The episode was dedicated to Robert Forster, who died in October 2019. Forster played Ed, the disappearer from Breaking Bad, reprising his role in this episode, as well as the film El Camino: A Breaking Bad Movie. Showrunner Peter Gould, who had written and directed Forster's prior appearance on Breaking Bad in "Granite State", had wanted to bring Forster's character into Better Call Saul for some time but could not figure out a way to do so. As his writing team found a way to do so within the fifth-season premiere, he learned that Vince Gilligan had written in the character for El Camino. Originally, Forster's role was a vocal cameo only, given the cost of rebuilding the vacuum shop. However, with El Caminos production, producer Melissa Bernstein recognized they would be shooting the vacuum shop and that Forster would be available, and thus arranged for Gilligan to film the Better Call Saul scene concurrently, months before any other Better Call Saul fifth season scenes were to be filmed. Gilligan's production role was uncredited in the episode. In addition to dedicating the episode to Forster, Gould invited several of Forster's family and friends to the screening of the premiere.
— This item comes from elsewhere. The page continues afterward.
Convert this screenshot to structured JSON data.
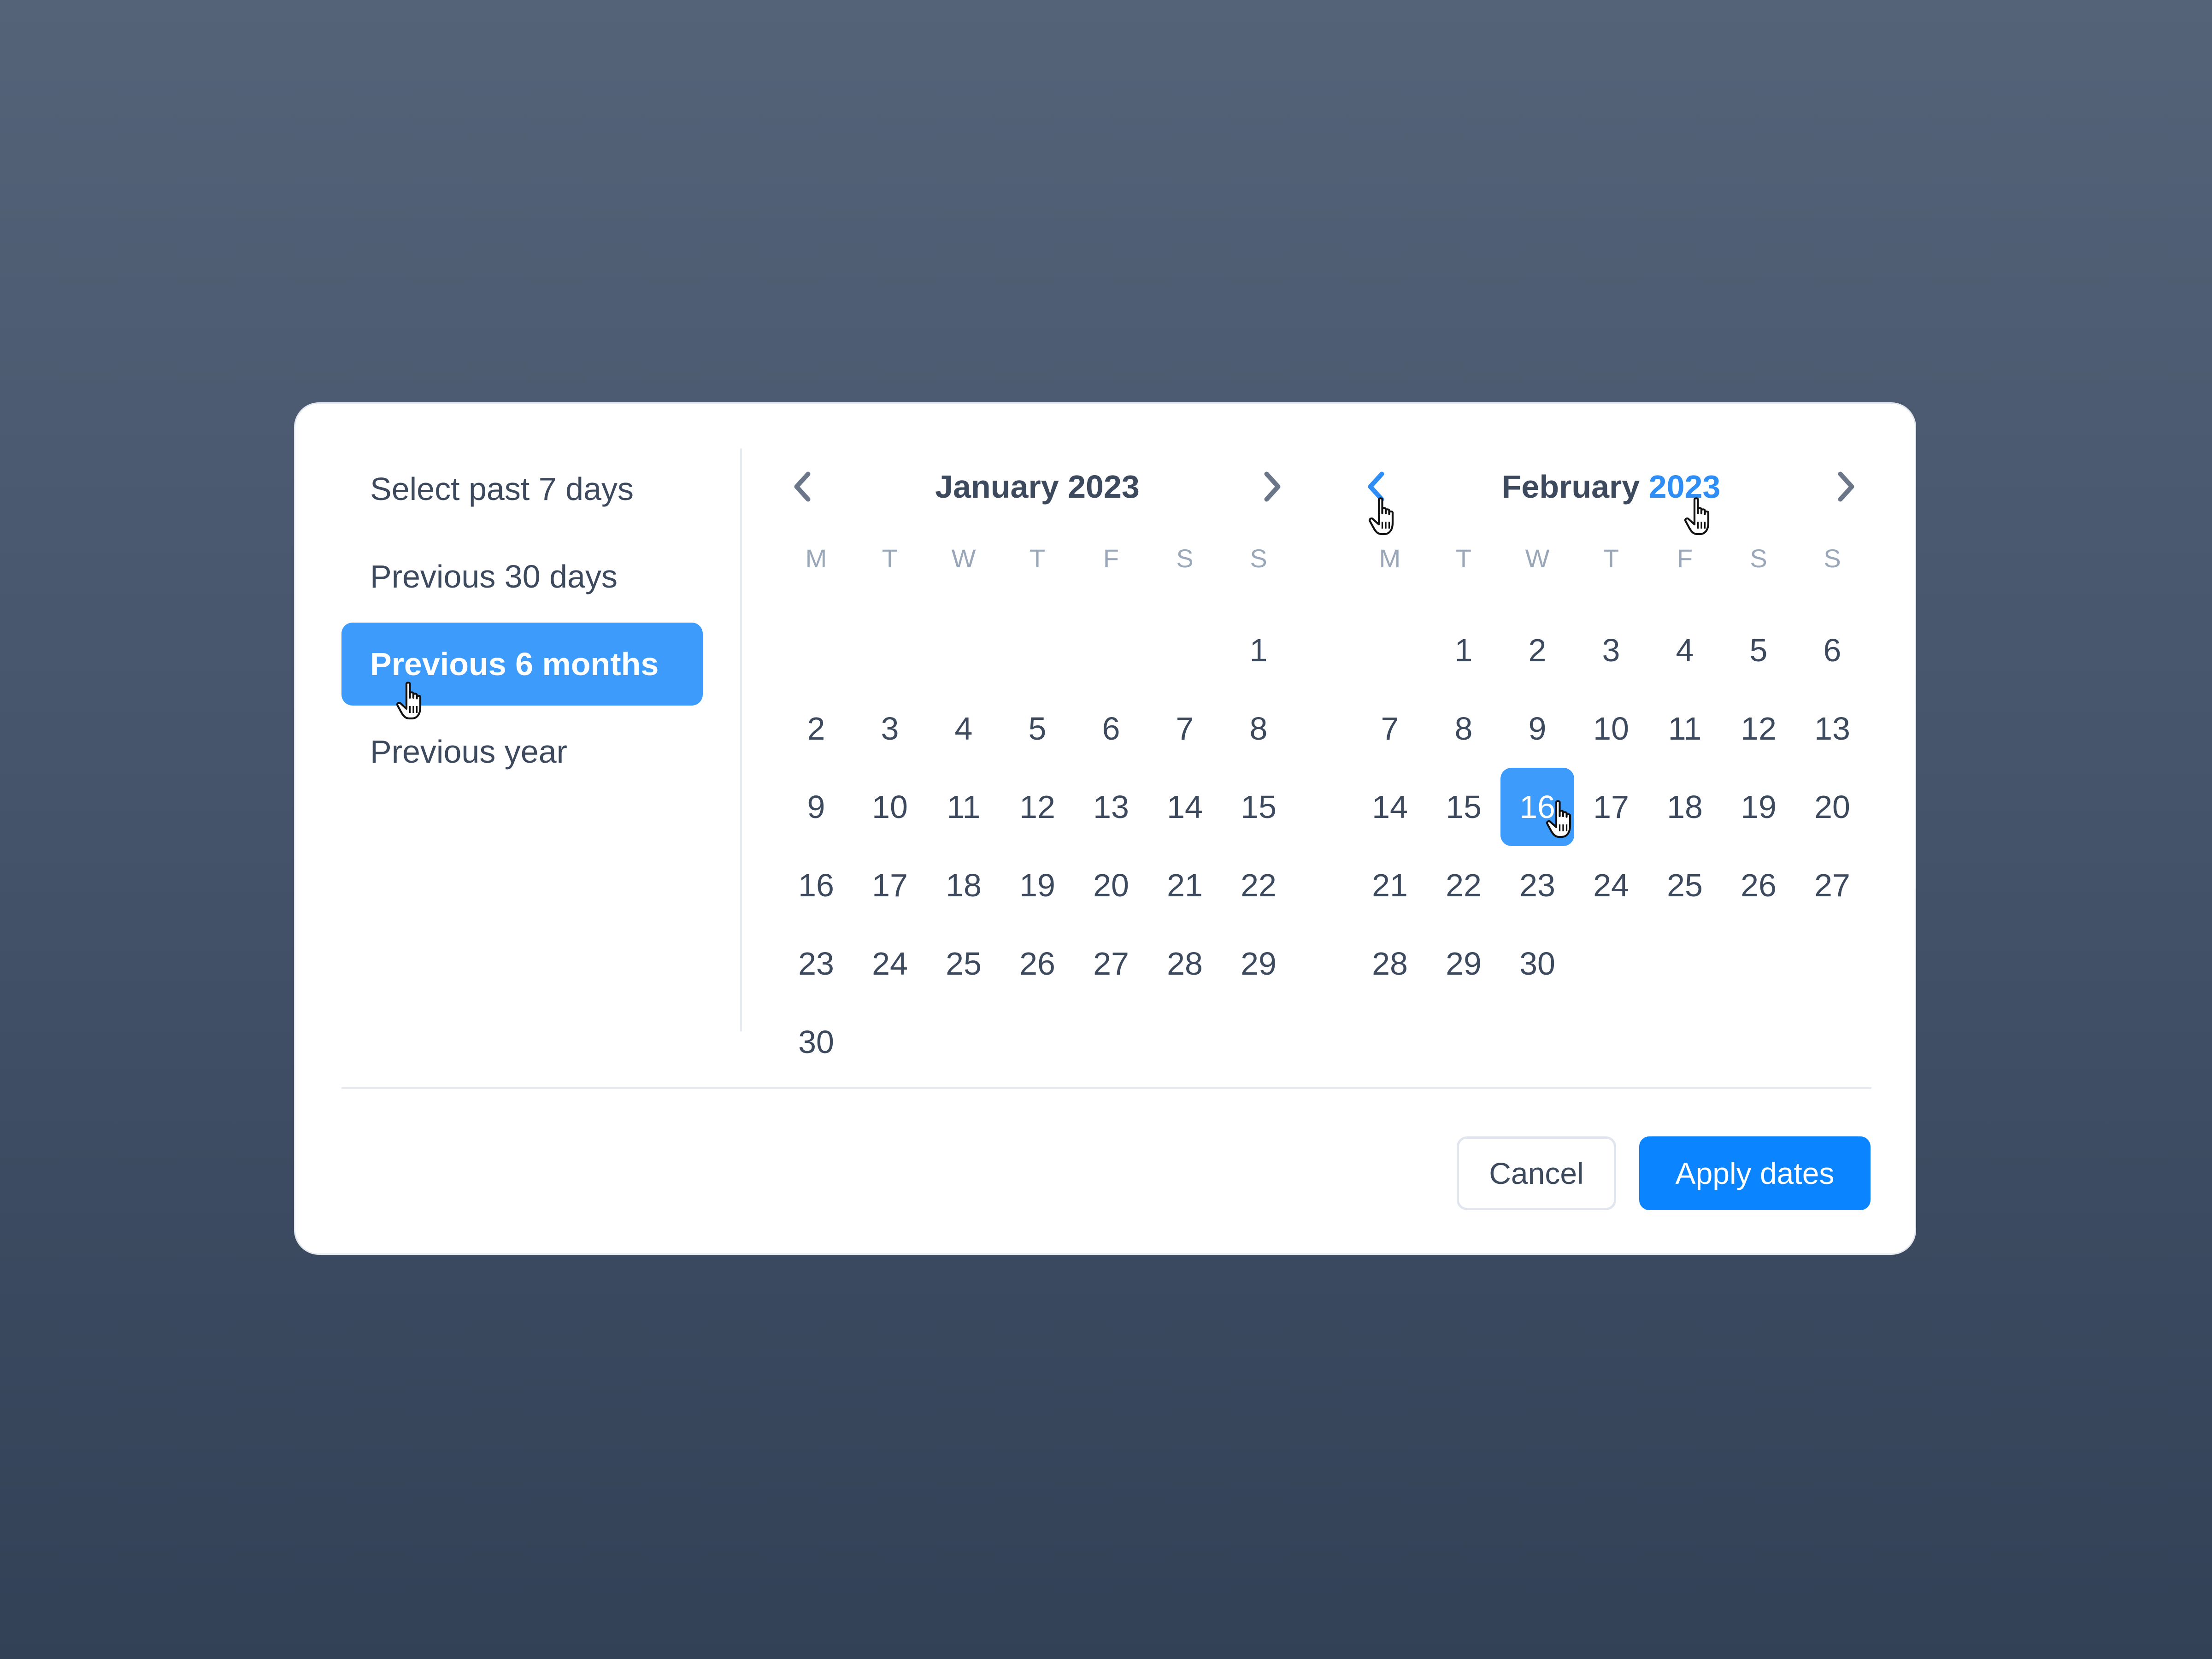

The episode was directed by Bronwen Hughes, who had directed the 2008 Breaking Bad episode "Crazy Handful of Nothin'".

The background music used during the quick-cut montage in which Saul sits in a tent and gives away his remaining phones is trumpeter Lee Morgan's 1964 soul-jazz hit "The Sidewinder", and the song played during the flashforward is "Welcome to My World" by Jim Reeves.

== Reception ==
"Magic Man" received critical acclaim. On Rotten Tomatoes, it garnered a perfect 100% rating with an average score of 8.7/10 based on 20 reviews. The site's critical consensus is, "Jimmy McGill is dead, long live Saul Goodman in a doom-laden premiere that wrings heartbreaking juxtaposition between the 'Magic Man' himself embracing his sleazy stride and the haunted fugitive he will inevitably become."

=== Ratings ===
An estimated 1.6 million viewers watched "Magic Man" on its first broadcast, a 4% increase over the fourth season finale episode, though down 10% from that season's premiere. Viewership was aided by the mid-season premiere of The Walking Dead that led in the show.